Laura Hollis groused in her Feb. 21 WorldNetDaily column:
U.S. Secretary of State Marco Rubio created quite a stir at the Munich Security Conference last week. Rubio’s speech emphasized the shared heritage, history and culture of Europe and the United States – described broadly as “Western civilization” – and called upon the nations of Europe to defend and be proud of that heritage and to preserve it.
Rubio mentioned just a few of the great contributions Europe has made to America and the people of the world, including “the rule of law, the universities and the scientific revolution.” He credited Christianity as the foundation of Western civilization, referring to the Christian faith of America’s founders and first settlers as “a sacred inheritance, an unbreakable link between the old world and the new.”
One thing Rubio did not mention specifically, but which is inherent in every point he made, was that the greatest achievements of Western civilization are grounded in the pursuit, protection and promotion of truth.
Europe’s and America’s great universities were created for the pursuit of truth and to convey those truths to future generations. The scientific method is designed to uncover truths through investigation and the rigorous testing of hypotheses. Among the primary purposes of a fair legal system is to discover the truth. A free press should aggressively search for the truth and expose it to the public. And a just government should protect the truth and those who seek to bring it to the public.

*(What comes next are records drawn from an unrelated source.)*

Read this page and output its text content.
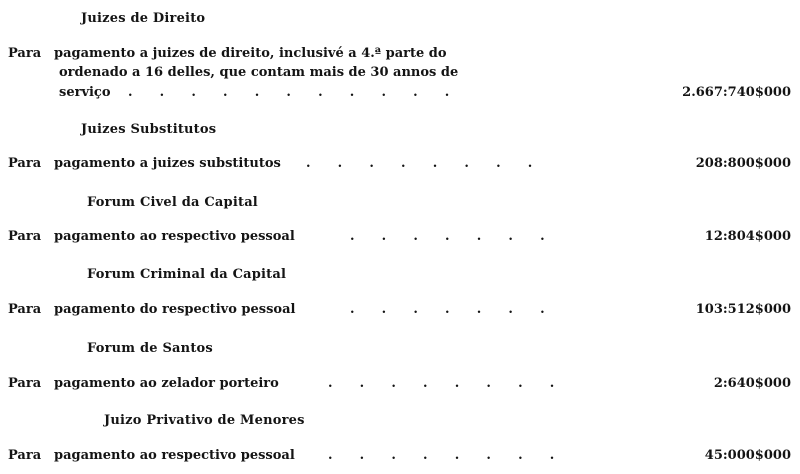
Juizes de Direito
Para pagamento a juizes de direito, inclusivé a 4.ª parte do
ordenado a 16 delles, que contam mais de 30 annos de
serviço .      .      .      .      .      .      .      .      .      .      .	2.667:740$000
Juizes Substitutos
Para pagamento a juizes substitutos .      .      .      .      .      .      .      .	208:800$000
Forum Civel da Capital
Para pagamento ao respectivo pessoal	.      .      .      .      .      .      .	12:804$000
Forum Criminal da Capital
Para pagamento do respectivo pessoal	.      .      .      .      .      .      .	103:512$000
Forum de Santos
Para pagamento ao zelador porteiro	.      .      .      .      .      .      .      .	2:640$000
Juizo Privativo de Menores
Para pagamento ao respectivo pessoal	.      .      .      .      .      .      .      .	45:000$000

This is not the situation in which we find ourselves today, either in Europe or in the United States. In fact, the countries that appear to be most at risk of imploding or losing their cultural identities are those that have departed the furthest from the principle of truth as a foundation of their society. Cultural practices and government policies that are built upon fundamental untruths are inevitably societally corrosive.
Examples are legion.
Hollis’ examples are the predictable right-wing ones, including abortion, welfare, the idea that “all cultural practices are equally conducive to human flourishing” and that a person can change gender. She could have just as easily included the publisher of her column. As we noted the last time a WND column unironically made a similar complaint, WND has a long history of spreading falsehoods and lies, most egregiously paying a still-undisclosed sum of money to Tennessee car dealer Clark Jones, whom WND falsely portrayed as a “dope dealer.”
Still, Hollis went on to grouse:
Americans who tried desperately to obtain accurate information about the origin of COVID-19 and the actual risks of the mRNA vaccines were accused of spreading “misinformation,” silenced and censored. Many lost their jobs.
She didn’t mention that WND also has a history of spreading misinformation about COVID and its vaccines.
Hollis’ column was also published at Newsmax — even though it too has problems telling the truth. Most notably, it reached settlements with voting-tech companies Dominion and Smartmatic after they sued Newsmax for defamation after it falsely accused them of skewing vote totals.
If Hollis won’t hold the publishers of her column to the same standard of truth, her column rings hollow.